= Joseph A. Litterer =

American organizational theorist and academic

Joseph August (Joe) Litterer (October 16, 1926 - December 5, 1995) was an American organizational theorist and Professor at the University of Massachusetts, known for his work on the state of the art and history of systemic management.

== Biography ==
Born in Philadelphia to Charles Litterer and Gladys Bader, Litterer obtained his BSc in mechanical engineering and his MBA both from Drexel University. Sequentially he obtained his PhD in business administration from the University of Illinois.

Litterer started his academic career at the University of Illinois, and later moved to the University of Massachusetts. He was visiting professor at many universities national and abroad. He was elected Fellow of the Academy of Management, and its 25th president in the year 1969–1970.

Litterer was married to the American organizational theorist Mariann Jelinek.
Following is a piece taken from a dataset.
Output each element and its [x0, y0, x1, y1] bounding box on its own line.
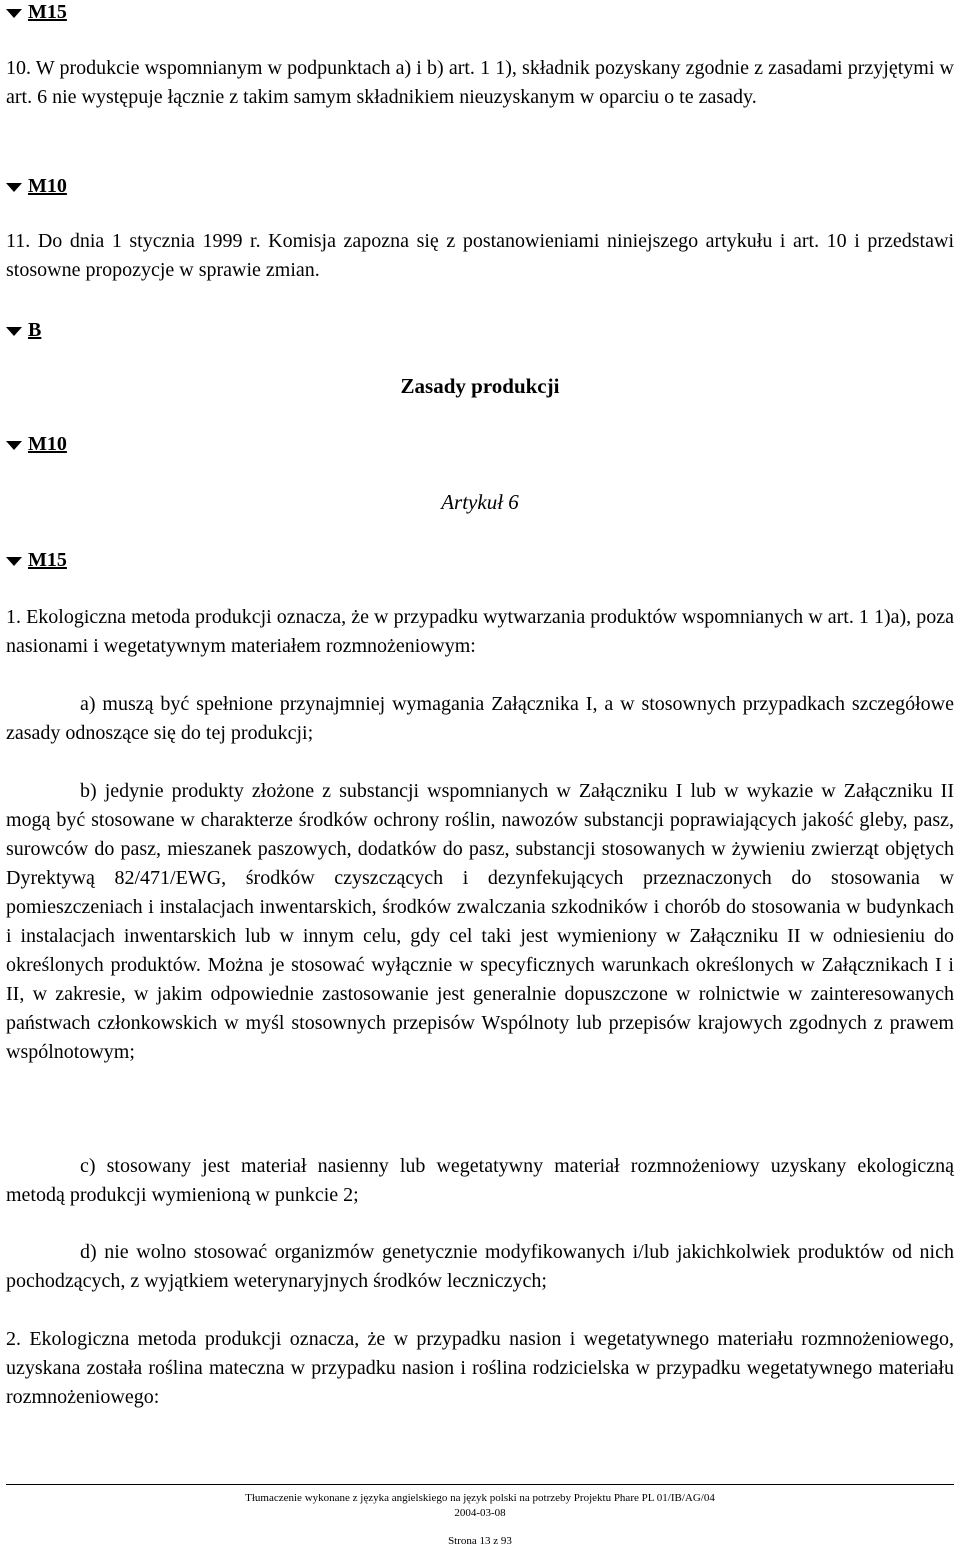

== Selected publications ==
- Joseph A. Litterer (1967). The Analysis of Organizations.
- Litterer, Joseph A. Organizations: structure and behaviour. 1969.
- Jelinek, Mariann, Joseph August Litterer, and Raymond E. Miles. Organizations by design: Theory and practice. Business Publications, 1981.

Articles, a selection:
- Litterer, Joseph A. "Systematic management: The search for order and integration." Business History Review 35.04 (1961): 461–476.
- Litterer, Joseph A. "Systematic management: design for organizational recoupling in American manufacturing firms." Business History Review 37.04 (1963): 369–391.
- Litterer, Joseph A. "Conflict in organization: A re-examination." Academy of Management Journal 9.3 (1966): 178–186.
- Jelinek, Mariann, and Joseph A. Litterer. "Toward a cognitive theory of organizations." Advances in managerial cognition and organizational information processing 5 (1994): 3-41.
- Jelinek, Mariann, and Joseph A. Litterer. "Toward entrepreneurial organizations: Meeting ambiguity with engagement." Entrepreneurship Theory and Practice 19 (1995): 137–168.